Мечтам этим не суждено было сбыться. 4 апреля 1941 года — я навсегда запомнил этот день — я уехал из Киева, чтоб вернуться в декабре 1944 года уже в погонах.

Последние слова бабушки, когда мы прощались:

— Зина говорит, что мы в этом году тоже будем в Буче. Ну и порезвимся же мы с тобой там.

А «порезвиться» означало следующее. Когда по каким-либо причинам ни мамы, ни тёти Сони не было на даче, бабушка заговорщицки подмигивала мне и полушёпотом говорила:

— Порезвимся, Викунчик?

И я приносил тогда из погреба аккуратненький кубик творога, и мы ели его руками, посыпая сахаром. Бабушка-смолянка любила есть творог не ложечкой, а именно руками, но при дочерях боялась «резвиться».
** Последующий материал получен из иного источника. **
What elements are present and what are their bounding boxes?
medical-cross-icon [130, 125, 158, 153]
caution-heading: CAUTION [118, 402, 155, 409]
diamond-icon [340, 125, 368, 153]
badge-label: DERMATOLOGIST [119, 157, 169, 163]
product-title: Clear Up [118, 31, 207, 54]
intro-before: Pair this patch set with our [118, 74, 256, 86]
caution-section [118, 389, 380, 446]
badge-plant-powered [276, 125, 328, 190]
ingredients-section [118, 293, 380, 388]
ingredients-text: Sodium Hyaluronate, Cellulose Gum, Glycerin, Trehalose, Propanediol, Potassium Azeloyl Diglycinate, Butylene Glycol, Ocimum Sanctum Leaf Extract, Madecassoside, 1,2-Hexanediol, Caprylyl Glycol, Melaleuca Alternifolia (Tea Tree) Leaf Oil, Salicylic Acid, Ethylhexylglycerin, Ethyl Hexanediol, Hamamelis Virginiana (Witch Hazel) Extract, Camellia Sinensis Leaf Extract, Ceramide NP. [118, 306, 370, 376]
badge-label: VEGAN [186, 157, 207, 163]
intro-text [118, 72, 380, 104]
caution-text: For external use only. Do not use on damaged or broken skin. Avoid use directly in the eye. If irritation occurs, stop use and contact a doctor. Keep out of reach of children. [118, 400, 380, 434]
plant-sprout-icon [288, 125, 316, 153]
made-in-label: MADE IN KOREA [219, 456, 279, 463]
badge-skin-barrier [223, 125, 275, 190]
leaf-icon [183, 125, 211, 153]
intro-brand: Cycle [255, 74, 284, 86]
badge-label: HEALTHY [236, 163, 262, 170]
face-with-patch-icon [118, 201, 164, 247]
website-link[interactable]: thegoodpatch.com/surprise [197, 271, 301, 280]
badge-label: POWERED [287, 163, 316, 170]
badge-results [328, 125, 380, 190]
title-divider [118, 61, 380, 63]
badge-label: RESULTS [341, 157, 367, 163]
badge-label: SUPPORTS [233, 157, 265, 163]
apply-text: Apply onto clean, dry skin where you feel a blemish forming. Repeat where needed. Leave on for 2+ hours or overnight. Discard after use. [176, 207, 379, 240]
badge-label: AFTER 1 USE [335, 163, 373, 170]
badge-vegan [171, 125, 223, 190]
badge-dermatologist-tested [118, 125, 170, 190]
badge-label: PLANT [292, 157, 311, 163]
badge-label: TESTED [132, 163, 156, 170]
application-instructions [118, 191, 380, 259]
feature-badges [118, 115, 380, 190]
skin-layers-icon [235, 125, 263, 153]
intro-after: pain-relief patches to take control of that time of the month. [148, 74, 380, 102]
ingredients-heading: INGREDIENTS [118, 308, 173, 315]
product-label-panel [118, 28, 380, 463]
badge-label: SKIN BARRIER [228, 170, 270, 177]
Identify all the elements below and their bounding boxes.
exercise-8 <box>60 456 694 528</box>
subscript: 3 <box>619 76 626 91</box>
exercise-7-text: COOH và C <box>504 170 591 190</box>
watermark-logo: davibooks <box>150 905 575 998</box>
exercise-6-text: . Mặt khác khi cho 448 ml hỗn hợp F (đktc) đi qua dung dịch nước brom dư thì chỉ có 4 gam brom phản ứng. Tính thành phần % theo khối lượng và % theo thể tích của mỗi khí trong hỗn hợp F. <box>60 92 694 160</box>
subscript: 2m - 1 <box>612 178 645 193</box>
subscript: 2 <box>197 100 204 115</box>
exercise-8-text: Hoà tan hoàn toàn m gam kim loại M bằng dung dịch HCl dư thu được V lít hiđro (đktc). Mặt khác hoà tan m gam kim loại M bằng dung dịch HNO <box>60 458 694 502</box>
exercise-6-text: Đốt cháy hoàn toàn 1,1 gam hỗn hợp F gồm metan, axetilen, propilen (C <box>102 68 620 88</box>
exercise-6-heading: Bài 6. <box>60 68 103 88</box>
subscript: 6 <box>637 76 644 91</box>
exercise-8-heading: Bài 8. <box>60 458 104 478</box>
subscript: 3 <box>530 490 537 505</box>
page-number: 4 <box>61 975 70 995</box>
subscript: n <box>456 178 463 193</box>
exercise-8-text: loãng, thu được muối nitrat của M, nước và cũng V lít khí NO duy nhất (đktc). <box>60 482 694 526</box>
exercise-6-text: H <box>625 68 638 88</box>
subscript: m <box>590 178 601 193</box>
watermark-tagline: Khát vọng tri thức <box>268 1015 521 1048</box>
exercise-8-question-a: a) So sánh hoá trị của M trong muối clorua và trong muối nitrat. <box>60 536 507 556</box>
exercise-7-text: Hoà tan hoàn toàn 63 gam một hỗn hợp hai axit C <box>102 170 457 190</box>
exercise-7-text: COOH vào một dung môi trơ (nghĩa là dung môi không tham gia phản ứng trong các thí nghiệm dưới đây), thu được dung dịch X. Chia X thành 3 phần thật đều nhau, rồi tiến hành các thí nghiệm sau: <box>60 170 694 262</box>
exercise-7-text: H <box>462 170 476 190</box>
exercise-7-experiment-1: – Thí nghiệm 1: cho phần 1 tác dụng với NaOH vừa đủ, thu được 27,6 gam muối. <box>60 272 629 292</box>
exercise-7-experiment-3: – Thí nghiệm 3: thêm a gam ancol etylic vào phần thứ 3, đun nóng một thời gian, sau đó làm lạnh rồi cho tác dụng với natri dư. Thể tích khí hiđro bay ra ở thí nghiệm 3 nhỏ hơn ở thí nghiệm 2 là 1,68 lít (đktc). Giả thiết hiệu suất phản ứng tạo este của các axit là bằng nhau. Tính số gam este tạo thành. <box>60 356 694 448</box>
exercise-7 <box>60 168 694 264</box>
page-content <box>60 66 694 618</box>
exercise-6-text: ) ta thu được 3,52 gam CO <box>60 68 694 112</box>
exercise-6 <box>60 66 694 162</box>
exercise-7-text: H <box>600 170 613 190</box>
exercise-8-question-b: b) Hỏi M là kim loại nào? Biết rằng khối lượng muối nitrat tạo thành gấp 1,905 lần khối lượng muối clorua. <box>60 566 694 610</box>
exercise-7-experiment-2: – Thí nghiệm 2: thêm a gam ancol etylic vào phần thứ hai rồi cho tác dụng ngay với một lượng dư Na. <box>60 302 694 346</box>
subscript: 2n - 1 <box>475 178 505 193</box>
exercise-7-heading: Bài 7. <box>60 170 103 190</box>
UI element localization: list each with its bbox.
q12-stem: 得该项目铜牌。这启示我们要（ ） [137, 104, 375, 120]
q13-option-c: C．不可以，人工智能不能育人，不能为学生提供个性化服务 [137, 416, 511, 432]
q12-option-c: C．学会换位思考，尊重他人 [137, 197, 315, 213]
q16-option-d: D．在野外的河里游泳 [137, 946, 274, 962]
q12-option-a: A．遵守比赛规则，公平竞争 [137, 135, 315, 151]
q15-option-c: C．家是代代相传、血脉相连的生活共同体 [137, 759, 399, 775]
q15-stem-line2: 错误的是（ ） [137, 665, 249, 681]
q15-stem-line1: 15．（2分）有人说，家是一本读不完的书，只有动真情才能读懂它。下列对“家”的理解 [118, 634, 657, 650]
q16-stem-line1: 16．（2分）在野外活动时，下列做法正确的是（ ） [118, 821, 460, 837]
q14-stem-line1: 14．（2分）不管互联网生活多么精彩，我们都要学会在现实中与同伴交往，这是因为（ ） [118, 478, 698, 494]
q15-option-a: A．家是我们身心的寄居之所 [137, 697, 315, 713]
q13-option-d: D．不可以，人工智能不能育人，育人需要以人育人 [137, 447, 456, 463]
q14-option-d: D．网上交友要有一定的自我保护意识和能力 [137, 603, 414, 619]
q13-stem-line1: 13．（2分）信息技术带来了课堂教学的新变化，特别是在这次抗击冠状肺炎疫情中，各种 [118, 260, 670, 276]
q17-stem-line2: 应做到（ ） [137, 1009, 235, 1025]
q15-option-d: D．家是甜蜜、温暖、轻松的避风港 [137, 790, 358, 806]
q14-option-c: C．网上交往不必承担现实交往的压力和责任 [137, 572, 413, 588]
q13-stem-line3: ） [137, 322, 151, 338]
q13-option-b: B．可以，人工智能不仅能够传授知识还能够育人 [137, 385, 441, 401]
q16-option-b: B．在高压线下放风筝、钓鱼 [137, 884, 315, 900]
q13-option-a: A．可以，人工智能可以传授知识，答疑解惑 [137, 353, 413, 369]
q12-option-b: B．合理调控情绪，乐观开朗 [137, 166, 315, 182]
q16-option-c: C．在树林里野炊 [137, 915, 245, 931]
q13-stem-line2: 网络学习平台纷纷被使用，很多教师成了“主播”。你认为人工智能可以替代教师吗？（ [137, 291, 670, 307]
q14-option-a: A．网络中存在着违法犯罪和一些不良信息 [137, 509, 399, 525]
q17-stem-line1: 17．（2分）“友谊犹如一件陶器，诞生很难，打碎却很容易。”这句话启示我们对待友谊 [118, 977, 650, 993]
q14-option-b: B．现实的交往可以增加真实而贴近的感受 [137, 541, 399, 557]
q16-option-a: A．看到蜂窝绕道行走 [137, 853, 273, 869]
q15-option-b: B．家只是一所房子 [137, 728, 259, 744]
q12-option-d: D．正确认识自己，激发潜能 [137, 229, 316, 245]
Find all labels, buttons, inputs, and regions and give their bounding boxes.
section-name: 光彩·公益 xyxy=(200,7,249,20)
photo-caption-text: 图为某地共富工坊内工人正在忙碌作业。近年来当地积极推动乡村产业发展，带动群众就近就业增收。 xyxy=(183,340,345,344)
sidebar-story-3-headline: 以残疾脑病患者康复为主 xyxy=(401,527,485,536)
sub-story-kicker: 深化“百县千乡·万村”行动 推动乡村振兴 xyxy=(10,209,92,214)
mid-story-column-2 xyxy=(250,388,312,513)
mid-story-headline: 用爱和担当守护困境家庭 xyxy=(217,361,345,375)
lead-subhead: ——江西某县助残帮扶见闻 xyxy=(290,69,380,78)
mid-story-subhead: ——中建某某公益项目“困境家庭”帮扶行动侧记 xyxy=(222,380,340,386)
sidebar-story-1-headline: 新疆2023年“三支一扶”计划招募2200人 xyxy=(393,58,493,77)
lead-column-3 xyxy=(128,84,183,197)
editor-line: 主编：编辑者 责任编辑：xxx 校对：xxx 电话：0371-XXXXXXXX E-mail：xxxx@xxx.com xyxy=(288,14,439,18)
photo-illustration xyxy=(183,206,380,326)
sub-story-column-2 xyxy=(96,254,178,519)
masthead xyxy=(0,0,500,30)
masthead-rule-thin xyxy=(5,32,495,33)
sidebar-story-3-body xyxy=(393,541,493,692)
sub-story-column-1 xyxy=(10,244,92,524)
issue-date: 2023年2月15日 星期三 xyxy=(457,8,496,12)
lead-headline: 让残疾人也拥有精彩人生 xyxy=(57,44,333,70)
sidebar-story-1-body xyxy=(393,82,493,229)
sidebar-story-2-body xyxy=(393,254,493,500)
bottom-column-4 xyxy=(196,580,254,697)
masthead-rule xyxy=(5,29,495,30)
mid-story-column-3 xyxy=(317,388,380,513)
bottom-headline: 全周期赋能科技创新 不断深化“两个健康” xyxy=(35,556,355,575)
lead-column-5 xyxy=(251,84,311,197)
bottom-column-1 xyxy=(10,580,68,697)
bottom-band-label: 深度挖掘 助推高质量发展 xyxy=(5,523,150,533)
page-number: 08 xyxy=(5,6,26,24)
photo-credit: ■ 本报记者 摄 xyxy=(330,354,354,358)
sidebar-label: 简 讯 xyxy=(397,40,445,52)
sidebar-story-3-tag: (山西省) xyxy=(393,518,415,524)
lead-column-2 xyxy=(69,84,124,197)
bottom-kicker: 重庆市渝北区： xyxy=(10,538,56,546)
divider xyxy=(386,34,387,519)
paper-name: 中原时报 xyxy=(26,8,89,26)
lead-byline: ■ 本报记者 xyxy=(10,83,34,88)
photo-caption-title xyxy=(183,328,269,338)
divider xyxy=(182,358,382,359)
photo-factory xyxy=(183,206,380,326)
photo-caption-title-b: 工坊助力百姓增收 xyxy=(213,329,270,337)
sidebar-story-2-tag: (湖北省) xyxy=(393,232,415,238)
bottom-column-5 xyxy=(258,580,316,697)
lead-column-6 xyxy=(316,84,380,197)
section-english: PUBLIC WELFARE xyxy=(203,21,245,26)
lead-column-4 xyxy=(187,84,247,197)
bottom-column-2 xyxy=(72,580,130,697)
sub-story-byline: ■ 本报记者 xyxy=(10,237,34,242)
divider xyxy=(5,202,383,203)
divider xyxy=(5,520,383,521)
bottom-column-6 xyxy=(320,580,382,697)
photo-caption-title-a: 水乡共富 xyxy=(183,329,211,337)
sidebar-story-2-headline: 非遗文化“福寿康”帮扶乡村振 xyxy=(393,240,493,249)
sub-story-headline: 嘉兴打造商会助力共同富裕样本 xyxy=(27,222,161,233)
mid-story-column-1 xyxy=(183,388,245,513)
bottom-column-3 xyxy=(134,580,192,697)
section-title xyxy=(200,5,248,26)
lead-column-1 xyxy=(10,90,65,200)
Последнее воспоминание о бабушке — я с чемоданчиком иду на вокзал, а она стоит на балконе, из трещины которого по загадочным законам природы растёт тополёк, и машет рукой. Машет, машет, пока я не завернул за угол. Бабушка и тополёк — последнее, что запомнилось о довоенном Киеве.

Умерла бабушка 27 марта 1943 года, так и не дожив до освобождения. В Сонином дневнике есть запись: «Мама всё повторяет: „Вот дождусь Викочку и тогда спокойно умру“». Не дождалась. Умерла от гангрены. Тяжело перечитывать страницы дневника, посвящённые последним её дням. Холод, голод, безденежье, всё, что возможно, продано. И милая, терпеливая, деликатная, ни на что не жалующаяся бабушка, только на темноту жаловалась — экономили керосин на коптилку — и на отсутствие людей. А она их так любила.

Из Сониного дневника:

«Маме ужасно тоскливо. Зина целый день на своём заводском медпункте, я в этой никому не нужной библиотеке, и она одна с несимпатичной женщиной, ни писем, ни прогулок, ни знакомых… Маме хотелось радости. Придёт какой-нибудь знакомый человек, и она находит: такой он симпатичный, такой милый…»

Покоится бабушка на Байковом кладбище под разросшейся уже берёзкой. В одной ограде с ней теперь и тётя Соня. Лежат рядом. Они очень любили друг друга, хотя бабушка и побаивалась её.